Clicking the buttons below the video will take you to the timestamp where each clip begins.

In [None]:
# Generate buttons HTML
buttons_html = ''.join([
    f'<button onclick="jumpTo({time})">{label}</button> '
    for time, label in start_times
])

html = f"""
<video id="videoPlayer" width="640" controls>
  <source src="{url}" type="video/mp4">
  Your browser does not support the video tag.
</video>

<div style="margin-top:10px;display:block;">
  {buttons_html}
</div>

<script>
  var video = document.getElementById('videoPlayer');

  function jumpTo(time) {{
    video.currentTime = time;
    video.play();
  }}
</script>
"""

display(HTML(html))

## Cleanup
Delete the video and the embedding files from S3. Delete the S3 vector store and index.

In [None]:
# List all objects under the prefix
response = s3.list_objects_v2(Bucket=s3_bucket, Prefix=s3_prefix)

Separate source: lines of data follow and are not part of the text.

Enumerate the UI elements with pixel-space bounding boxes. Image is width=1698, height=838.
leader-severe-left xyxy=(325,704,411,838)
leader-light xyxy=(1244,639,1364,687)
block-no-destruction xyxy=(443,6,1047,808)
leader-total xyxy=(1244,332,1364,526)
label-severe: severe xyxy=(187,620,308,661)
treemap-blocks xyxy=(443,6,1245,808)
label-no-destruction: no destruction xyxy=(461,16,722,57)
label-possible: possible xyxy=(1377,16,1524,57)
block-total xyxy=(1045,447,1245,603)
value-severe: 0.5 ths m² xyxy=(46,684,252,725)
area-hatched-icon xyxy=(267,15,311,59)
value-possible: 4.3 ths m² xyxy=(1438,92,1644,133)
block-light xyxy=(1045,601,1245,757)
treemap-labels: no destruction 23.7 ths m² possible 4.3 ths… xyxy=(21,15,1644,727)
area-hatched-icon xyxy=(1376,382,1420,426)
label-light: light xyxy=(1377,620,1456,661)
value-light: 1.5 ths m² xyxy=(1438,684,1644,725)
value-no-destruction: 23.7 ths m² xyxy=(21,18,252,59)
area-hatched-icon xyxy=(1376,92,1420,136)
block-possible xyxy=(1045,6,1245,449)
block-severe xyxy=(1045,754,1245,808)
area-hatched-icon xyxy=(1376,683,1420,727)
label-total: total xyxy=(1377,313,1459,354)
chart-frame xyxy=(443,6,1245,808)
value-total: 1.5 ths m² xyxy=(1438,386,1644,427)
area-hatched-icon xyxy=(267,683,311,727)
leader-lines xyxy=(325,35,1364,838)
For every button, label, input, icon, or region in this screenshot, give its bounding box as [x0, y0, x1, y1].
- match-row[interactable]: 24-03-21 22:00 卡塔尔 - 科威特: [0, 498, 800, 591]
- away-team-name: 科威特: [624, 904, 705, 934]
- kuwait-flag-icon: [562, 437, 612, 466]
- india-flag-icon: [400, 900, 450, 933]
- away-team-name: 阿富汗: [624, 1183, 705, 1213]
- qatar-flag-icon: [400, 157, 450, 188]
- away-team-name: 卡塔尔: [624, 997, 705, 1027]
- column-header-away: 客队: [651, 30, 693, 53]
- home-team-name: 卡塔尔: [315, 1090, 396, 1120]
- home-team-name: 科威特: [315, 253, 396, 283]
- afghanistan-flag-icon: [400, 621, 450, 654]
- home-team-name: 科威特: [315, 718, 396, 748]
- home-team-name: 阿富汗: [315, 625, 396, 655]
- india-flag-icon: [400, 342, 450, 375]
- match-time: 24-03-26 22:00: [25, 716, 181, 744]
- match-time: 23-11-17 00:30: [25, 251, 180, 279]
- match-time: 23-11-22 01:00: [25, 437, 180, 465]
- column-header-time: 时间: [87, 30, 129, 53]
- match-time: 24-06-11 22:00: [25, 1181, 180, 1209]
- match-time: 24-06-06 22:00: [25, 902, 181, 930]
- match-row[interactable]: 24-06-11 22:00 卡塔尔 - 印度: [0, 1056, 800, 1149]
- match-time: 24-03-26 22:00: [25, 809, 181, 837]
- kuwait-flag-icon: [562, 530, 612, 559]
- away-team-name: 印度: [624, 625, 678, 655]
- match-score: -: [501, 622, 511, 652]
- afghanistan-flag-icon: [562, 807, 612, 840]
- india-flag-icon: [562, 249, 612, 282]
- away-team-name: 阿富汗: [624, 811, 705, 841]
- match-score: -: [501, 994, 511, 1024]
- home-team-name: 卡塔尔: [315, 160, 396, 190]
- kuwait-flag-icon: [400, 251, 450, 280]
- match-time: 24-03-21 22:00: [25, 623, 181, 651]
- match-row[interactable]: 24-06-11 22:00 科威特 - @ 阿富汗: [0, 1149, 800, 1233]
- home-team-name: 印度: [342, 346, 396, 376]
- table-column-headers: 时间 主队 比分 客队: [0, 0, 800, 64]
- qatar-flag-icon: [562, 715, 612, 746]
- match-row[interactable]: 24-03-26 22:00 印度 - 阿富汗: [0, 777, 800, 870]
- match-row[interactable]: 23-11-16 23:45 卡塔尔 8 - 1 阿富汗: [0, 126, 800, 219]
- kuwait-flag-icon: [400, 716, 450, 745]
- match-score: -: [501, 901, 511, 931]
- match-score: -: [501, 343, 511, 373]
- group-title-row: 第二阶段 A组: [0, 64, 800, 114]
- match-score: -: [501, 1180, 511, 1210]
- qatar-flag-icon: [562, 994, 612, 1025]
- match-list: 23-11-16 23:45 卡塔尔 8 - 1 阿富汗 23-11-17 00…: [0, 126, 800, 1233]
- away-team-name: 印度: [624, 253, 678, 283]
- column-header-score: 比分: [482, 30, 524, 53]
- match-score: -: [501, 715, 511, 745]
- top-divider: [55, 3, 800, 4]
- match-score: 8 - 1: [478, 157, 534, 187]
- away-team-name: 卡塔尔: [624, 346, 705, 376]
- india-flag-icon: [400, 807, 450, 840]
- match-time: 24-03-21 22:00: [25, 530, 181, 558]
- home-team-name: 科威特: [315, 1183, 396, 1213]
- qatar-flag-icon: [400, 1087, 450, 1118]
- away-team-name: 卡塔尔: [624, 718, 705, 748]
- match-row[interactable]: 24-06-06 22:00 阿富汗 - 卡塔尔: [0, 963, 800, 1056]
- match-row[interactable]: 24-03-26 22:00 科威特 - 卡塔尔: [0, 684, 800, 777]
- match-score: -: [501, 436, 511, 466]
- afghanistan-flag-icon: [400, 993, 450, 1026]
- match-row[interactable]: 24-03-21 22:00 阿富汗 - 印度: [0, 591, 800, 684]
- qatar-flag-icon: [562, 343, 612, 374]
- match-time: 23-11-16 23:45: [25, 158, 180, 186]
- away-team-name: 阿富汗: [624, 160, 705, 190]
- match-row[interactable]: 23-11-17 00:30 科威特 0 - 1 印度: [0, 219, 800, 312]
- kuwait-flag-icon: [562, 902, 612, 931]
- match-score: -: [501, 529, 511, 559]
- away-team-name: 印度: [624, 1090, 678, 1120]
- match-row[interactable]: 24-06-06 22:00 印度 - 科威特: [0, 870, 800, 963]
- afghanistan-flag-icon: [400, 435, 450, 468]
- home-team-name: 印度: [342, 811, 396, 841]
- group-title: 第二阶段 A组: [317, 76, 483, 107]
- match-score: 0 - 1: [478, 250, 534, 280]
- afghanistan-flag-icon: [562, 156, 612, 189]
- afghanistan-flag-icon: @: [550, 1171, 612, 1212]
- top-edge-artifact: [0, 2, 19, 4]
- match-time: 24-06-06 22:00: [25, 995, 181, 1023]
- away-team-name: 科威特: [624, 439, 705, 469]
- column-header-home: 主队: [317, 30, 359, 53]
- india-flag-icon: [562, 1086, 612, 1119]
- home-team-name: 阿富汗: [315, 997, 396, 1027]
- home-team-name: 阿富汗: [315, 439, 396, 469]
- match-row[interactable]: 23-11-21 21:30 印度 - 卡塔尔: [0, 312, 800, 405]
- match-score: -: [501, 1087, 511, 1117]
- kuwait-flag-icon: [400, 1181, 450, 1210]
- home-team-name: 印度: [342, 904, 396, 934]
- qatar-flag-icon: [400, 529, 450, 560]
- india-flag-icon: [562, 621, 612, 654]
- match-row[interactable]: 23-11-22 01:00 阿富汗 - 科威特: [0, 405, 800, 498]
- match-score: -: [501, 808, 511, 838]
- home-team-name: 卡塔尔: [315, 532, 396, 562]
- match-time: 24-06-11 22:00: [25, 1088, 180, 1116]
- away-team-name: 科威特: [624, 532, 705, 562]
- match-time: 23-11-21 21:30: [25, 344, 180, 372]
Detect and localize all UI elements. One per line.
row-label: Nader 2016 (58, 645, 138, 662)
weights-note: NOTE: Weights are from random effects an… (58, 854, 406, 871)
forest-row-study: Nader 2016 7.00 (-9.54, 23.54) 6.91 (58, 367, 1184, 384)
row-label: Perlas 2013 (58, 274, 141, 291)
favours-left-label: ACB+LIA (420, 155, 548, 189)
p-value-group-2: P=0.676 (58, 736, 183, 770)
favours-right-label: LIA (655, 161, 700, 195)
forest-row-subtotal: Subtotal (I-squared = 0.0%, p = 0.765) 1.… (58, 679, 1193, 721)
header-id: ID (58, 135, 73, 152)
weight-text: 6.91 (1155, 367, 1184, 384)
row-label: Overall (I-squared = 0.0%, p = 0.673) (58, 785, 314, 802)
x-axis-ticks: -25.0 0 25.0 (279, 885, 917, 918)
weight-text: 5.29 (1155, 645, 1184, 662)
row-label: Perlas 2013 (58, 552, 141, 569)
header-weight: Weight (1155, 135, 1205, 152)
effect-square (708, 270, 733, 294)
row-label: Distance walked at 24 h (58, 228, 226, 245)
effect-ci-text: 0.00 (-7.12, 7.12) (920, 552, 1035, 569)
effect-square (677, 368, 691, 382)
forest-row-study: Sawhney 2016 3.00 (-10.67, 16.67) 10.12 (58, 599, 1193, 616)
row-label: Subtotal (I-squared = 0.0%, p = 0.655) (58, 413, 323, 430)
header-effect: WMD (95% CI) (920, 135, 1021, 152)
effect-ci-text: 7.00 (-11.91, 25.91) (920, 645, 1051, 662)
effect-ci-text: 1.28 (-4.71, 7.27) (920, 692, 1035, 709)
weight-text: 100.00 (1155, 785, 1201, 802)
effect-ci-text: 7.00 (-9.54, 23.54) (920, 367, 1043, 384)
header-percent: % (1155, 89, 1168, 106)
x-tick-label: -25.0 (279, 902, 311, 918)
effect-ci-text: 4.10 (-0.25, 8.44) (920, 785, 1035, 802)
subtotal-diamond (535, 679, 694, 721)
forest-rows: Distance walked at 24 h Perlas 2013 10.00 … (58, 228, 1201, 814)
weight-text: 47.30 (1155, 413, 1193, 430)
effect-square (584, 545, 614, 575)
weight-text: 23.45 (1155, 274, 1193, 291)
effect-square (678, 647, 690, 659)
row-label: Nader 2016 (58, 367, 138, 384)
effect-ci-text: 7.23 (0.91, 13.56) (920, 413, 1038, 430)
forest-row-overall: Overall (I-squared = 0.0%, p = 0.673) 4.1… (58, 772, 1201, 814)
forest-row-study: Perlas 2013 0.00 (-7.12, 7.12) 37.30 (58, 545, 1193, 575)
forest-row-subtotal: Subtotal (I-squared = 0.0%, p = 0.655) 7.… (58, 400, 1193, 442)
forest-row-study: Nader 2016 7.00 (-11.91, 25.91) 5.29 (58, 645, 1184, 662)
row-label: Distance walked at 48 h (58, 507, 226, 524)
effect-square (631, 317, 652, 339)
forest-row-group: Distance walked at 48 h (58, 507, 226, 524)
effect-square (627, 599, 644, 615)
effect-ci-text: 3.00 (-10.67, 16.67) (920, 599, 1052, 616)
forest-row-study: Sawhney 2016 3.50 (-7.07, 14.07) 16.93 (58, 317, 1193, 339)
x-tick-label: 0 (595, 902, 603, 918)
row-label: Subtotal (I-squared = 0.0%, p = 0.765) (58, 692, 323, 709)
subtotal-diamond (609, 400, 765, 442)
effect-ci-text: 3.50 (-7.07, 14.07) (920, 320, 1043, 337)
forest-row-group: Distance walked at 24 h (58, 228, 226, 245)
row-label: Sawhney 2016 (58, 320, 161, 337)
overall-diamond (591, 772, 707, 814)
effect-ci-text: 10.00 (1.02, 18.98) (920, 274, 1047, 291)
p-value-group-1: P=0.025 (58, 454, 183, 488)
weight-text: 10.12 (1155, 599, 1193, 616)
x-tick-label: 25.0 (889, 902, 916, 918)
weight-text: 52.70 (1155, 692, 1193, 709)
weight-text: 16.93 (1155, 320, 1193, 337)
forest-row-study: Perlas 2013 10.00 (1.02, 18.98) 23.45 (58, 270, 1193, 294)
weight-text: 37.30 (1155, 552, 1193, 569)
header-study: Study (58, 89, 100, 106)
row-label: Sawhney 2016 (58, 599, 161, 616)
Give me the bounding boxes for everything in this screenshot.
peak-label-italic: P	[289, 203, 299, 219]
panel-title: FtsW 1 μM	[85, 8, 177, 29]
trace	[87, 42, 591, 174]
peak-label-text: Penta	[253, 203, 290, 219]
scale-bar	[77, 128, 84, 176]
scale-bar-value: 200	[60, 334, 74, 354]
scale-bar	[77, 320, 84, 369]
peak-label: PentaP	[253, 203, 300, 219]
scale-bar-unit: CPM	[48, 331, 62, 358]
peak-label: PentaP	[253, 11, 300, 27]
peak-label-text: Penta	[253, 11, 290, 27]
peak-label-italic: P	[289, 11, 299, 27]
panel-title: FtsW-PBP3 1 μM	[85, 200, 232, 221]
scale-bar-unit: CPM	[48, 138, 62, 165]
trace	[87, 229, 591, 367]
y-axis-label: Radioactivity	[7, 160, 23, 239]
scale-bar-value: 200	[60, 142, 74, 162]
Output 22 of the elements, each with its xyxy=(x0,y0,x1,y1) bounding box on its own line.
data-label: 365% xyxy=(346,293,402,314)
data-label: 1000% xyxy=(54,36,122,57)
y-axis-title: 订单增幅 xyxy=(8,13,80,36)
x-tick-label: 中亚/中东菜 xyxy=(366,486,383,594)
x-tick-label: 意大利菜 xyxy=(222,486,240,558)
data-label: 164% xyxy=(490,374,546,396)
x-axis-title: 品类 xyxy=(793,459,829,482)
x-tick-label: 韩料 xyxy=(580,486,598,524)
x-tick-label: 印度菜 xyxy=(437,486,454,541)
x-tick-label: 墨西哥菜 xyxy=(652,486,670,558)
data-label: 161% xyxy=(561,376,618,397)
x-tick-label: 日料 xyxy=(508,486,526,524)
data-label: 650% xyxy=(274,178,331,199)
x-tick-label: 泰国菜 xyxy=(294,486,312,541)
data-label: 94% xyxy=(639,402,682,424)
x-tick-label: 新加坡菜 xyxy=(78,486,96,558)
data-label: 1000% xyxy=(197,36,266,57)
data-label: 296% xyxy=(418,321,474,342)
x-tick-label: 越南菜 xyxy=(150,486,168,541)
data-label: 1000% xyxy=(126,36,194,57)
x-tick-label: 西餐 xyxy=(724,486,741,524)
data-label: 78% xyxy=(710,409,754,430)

if 'Contents' in response:
    # Create a list of object identifiers to delete
    objects_to_delete = [{'Key': obj['Key']} for obj in response['Contents']]

    # Delete the objects
    s3.delete_objects(
        Bucket=s3_bucket,
        Delete={'Objects': objects_to_delete}
    )
    print(f"Deleted {len(objects_to_delete)} objects from '{s3_prefix}' in bucket '{s3_bucket}'.")
else:
    print(f"No objects found under prefix '{s3_prefix}'.")


In [None]:
# Delete vector index
response = s3vectors.delete_index(
    vectorBucketName=s3vector_bucket,
    indexName=s3vector_index
)
print(response)

response = s3vectors.delete_vector_bucket(
    vectorBucketName=s3vector_bucket
)